Treasury has introduced the “investor model,” a framework for addressing the quantitative elements of a CSA, including buy-in payments. Generally, its underlying premise is that the payer should earn no greater than a market rate of return from exploitation of the intellectual property, and that any above-market returns should be realized by the contributor. The investor model effectively limits the income that can be shifted outside the U.S. tax net by U.S. developers of technology and other intellectual property.

As an adjunct to the investor model, buy-in payments must account for the exclusive, perpetual and territorial right to enhance and develop the contributed intangible property. This limits taxpayers’ ability to place an unreasonably low value on pre-existing contributed property, based on the premise that the rights to it are severely limited. The proposed regulations introduce a variety of new methods for valuing property contributed to a CSA.

Prop. Regs. Sec. 1.482-7 grants the IRS unilateral authority to make allocations to adjust the results of a CSA if they are inconsistent with arm’s-length results. Taxpayers may avoid such adjustments if the CSA results fall within a safe-harbor range of returns, generally defined as 50%–200% of a market return, and if certain administrative requirements are met. Taxpayers have limited rights to refute proposed adjustments based on facts and circumstances.

Additionally, Prop. Regs. Sec. 1.482-7(c) formalizes the Service’s position that make-sell rights must be addressed separately outside the CSA. Thus, if a taxpayer wishes to cost-share technology currently used to manufacture products and that serves as a springboard for the development of derivative technologies, it must charge a royalty for the make-sell rights outside the CSA and a separate buy-in payment for the right to develop derivative technologies within the CSA. Finally, Prop. Regs. Sec. 1.482-7(d) incorporates the IRS’s position that intangible development costs must include all costs in cash or kind, including stock-based compensation.

Effective Date

The regulations are proposed to be effective for CSAs commencing on or after the date final regulations are published in the Federal Register, which is anticipated to be in 2007. CSAs in existence as of Dec. 31, 2006 remain generally subject to the 1996 regulations; however, such grandfathered CSAs may become subject to the new regulations if any of certain changes to a CSA occur, or if the taxpayer fails to comply with the transition rules.

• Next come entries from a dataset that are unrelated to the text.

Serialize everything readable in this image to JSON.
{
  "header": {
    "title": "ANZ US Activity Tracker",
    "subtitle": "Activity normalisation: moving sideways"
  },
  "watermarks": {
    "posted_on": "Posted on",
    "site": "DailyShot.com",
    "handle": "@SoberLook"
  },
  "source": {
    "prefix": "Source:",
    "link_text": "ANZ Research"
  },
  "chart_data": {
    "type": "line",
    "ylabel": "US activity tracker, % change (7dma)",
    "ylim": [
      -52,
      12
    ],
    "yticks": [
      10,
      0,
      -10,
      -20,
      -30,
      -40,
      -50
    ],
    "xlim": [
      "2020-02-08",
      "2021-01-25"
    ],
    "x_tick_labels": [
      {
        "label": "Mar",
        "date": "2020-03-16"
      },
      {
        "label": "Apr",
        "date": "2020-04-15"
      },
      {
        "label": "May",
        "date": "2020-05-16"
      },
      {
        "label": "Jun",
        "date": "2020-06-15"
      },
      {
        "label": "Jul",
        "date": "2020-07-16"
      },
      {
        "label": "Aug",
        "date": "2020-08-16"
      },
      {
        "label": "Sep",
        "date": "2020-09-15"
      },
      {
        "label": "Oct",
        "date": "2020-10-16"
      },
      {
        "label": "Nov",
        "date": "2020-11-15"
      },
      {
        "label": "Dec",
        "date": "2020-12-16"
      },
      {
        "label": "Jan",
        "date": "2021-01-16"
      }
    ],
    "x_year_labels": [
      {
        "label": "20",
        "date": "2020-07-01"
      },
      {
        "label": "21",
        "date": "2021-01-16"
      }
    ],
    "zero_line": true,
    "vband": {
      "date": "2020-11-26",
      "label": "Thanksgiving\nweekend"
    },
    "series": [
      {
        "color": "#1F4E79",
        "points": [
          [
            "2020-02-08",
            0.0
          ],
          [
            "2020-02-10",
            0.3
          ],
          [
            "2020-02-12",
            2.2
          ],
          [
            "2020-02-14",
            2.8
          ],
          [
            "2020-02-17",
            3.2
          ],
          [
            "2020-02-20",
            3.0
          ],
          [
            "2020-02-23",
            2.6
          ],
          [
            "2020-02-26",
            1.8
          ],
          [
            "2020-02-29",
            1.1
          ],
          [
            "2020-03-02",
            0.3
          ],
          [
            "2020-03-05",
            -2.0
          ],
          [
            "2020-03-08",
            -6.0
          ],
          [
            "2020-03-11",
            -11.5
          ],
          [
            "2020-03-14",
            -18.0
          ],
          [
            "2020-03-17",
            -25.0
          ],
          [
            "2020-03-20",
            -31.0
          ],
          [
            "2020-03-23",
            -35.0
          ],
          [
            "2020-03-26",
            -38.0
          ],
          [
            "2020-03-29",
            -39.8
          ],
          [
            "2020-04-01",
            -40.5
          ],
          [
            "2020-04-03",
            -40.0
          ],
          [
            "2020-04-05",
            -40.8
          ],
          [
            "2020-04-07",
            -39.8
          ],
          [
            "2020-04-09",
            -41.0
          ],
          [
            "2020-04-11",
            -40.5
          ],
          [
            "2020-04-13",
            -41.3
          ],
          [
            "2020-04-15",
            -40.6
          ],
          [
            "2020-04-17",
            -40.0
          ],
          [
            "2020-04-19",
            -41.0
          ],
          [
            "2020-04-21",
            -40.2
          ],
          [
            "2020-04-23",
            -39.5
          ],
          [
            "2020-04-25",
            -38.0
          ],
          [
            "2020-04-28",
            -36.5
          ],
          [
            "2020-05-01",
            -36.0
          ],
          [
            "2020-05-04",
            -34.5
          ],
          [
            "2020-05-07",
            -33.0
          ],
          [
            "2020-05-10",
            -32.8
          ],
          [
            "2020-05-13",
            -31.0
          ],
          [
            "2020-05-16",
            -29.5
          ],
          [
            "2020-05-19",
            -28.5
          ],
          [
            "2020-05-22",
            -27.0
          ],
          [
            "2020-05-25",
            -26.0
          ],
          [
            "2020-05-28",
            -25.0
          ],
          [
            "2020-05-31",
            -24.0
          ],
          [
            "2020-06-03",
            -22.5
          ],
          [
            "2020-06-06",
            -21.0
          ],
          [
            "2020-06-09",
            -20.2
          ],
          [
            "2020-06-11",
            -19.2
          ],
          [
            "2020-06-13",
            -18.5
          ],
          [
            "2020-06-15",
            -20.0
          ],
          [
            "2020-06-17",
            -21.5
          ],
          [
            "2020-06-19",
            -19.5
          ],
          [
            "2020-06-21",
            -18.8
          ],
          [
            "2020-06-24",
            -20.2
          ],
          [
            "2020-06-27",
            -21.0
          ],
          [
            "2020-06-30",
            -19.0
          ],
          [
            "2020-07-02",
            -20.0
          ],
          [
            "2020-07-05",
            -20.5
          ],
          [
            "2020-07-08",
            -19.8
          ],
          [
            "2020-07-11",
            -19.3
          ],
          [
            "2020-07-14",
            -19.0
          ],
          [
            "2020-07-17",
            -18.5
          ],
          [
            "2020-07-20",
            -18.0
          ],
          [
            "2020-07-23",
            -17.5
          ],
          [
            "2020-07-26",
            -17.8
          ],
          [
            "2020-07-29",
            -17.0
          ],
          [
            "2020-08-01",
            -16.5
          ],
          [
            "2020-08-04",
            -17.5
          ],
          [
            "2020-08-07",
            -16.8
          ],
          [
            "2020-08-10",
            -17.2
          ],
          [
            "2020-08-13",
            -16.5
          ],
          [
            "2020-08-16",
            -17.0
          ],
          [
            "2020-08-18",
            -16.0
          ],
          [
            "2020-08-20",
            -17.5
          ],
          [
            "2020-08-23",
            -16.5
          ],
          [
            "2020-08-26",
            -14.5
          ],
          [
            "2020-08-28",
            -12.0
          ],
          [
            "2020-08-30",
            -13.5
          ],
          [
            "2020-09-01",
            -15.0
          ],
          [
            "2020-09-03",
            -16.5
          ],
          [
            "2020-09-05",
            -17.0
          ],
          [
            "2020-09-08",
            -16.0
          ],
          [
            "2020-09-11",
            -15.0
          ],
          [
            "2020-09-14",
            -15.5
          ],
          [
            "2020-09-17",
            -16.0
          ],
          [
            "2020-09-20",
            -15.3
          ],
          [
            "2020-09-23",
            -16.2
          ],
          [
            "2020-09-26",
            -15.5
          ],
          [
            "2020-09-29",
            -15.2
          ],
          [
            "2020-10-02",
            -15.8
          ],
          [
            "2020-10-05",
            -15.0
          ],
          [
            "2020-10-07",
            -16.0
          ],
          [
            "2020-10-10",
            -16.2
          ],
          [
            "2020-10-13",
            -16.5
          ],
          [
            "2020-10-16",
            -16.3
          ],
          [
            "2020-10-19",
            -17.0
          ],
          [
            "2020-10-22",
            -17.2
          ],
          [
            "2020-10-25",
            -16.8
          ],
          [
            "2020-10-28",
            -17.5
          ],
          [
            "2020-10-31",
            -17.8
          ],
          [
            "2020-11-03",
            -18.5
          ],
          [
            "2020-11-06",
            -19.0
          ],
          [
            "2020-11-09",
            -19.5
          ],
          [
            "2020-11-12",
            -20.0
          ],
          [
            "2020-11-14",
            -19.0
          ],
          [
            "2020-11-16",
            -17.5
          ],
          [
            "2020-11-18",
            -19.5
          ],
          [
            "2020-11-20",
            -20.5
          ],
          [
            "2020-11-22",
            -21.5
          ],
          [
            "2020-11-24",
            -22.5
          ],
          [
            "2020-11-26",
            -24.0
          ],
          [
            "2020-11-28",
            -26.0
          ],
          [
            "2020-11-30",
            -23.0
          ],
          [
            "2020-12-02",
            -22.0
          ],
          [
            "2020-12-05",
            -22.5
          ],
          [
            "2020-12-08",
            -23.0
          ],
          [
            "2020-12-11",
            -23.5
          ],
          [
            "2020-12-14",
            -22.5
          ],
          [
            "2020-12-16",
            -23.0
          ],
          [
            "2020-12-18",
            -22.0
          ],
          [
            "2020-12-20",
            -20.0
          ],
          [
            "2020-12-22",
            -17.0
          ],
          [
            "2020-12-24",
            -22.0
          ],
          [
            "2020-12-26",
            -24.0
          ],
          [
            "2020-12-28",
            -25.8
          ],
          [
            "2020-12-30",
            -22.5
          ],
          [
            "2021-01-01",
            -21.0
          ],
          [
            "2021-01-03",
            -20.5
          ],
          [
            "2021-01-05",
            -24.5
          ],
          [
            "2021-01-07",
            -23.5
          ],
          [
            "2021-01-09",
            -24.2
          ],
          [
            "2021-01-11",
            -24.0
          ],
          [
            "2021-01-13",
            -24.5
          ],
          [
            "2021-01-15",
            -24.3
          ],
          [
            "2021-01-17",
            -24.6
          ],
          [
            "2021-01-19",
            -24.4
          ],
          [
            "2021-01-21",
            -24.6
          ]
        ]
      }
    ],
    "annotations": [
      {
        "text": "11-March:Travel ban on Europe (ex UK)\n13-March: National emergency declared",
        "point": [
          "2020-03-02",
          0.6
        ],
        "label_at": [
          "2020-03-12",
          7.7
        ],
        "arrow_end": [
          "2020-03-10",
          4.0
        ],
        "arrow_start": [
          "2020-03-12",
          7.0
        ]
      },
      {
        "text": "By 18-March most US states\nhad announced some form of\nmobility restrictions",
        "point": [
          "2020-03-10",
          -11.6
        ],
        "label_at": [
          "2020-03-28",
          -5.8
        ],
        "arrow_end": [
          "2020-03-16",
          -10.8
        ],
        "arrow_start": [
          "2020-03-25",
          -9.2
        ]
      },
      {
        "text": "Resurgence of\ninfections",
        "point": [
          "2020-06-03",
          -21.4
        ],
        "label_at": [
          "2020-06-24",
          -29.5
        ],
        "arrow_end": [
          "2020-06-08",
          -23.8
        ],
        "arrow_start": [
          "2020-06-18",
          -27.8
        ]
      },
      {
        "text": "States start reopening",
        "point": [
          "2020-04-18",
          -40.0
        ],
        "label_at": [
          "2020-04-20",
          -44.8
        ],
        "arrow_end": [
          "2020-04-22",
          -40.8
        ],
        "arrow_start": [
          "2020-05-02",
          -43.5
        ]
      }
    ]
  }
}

The proposed regulations contain provisions that give the Service broad and unilateral authority to make allocations to adjust taxpayers’ results of CSAs after the fact. Although some of the more controversial provisions will likely be revised in final regulations, CSAs may become less attractive than they are currently. Until regulations are finalized, taxpayers should consider alternative and interim strategies, including developing new intellectual property offshore under the developer-assister rules and structuring acquisitions to leave acquired intellectual property rights offshore.